Sunday, November 30, 2008

trends and the like



i should be writing a paper right now. ive never been much for trends. i follow them mostly, just so im not weird... nice try. really though, i do like to fit in. i see the trends, as im sure we all do, right before we subscribe to them. it kind of makes it better, i guess, if we choose to follow them because we like them.

i suppose that doesn't have any relevence besides that it makes me feel silly sometimes, subscribing to the trends. sometimes i resent them eventually, but sometimes i find myself in them. i say all of it to say, ive had a really hard time accepting the cliches in church lately. not even the bad ones, you know, the ones that it's cool to make fun of right now. the tradition. im having a hard time accepting the new stuff. i loved it at first. i guess im finding myself in it now... which isnt much in it at all.

so, its cool to be broken before God and people, to pour yourself out for them. that's great. i do really like that idea. the more i think about it though, im not broken. in fact, i do a good job holding myself together. i dont mean the songs i sing, and i hardley believe what im doing means anything at all. so one of those songs got me tonight, the ones i dont mean, while i sat in the dim cobalt light. i dont know its name. the lyrics go: "you are the hope to the hopeless and broken". thats it really. the rest of the song is beautiful, but that part spoke tonight.

im quite broken, actually. lots of things have contributed. i dont like the idea of being broken because its cool right now. i dont want to choose this one. its too overused at the moment. ive done everything in my power to look put together. ive made my plans, and i know every possible outcome... nice try. my whole future is to avoid the apperence of not really having any idea whats going on. you can put a broken vase back together. a stained glass window is nothing more than borken glass in lead. mosaics, well, i wont even start. they all make something quite nice in the end.

it boils down to this. i sat there tonight, completely overwhelmed. i thought about myself and how my life is a mess. then i felt like my soul wasnt a mosaic or stained glass at all. i felt like my soul was something more like ash, blown everywhere by the wind. how can you possibly make something beautiful from dust? my soul is dust, everywhere. great. i cant glue the mess back together. theres no morter for my mosaic or lead for my stained glass. the ash of my very being has been blown to the ends of the earth by the changing season. in the dim cobalt i think God spoke into my wind blown soul. an infinate God sat right beside me and whispered that i didnt have to find, and couldnt possibly collect, the pieces of my broken soul... but he would do it for me. it was one of the moments i wrote about a few weeks ago. the ones that happen when im not trying to make them.

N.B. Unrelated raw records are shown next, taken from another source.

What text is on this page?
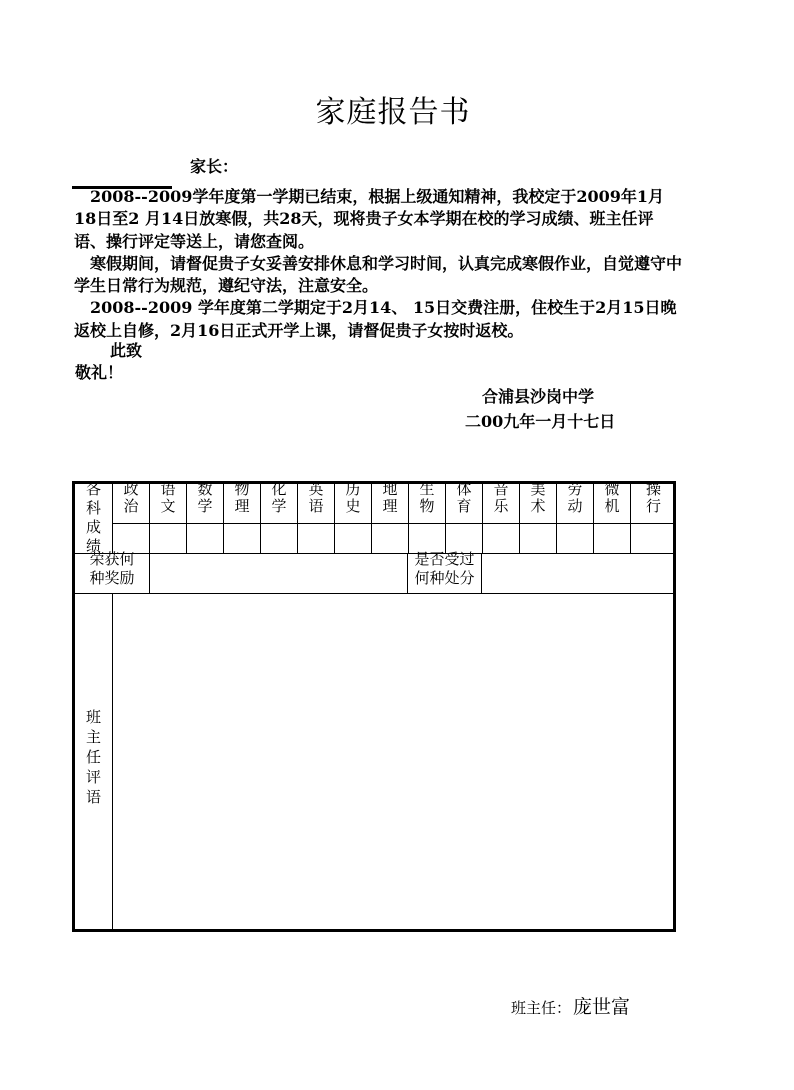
家庭报告书
家长：

2008--2009学年度第一学期已结束，根据上级通知精神，我校定于2009年1月 18日至2 月14日放寒假，共28天，现将贵子女本学期在校的学习成绩、班主任评语、操行评定等送上，请您查阅。

寒假期间，请督促贵子女妥善安排休息和学习时间，认真完成寒假作业，自觉遵守中学生日常行为规范，遵纪守法，注意安全。

2008--2009 学年度第二学期定于2月14、 15日交费注册，住校生于2月15日晚返校上自修，2月16日正式开学上课，请督促贵子女按时返校。

此致
敬礼！
合浦县沙岗中学
二00九年一月十七日
各科成绩
政治
语文
数学
物理
化学
英语
历史
地理
生物
体育
音乐
美术
劳动
微机
操行
荣获何种奖励
是否受过何种处分
班主任评语
班主任： 庞世富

i have it together, kind of. i feel sort of peaceful about the plans ive made. they're pretty large in the scop of my story, but the other mess isn't as big a deal. not after tonight, at least. im going to do the best i can. im pretty confident that God is going to put the rest of me together. i think in the end ill make something quite nice. i think, in the end, God is making something quite nice out of all our mess.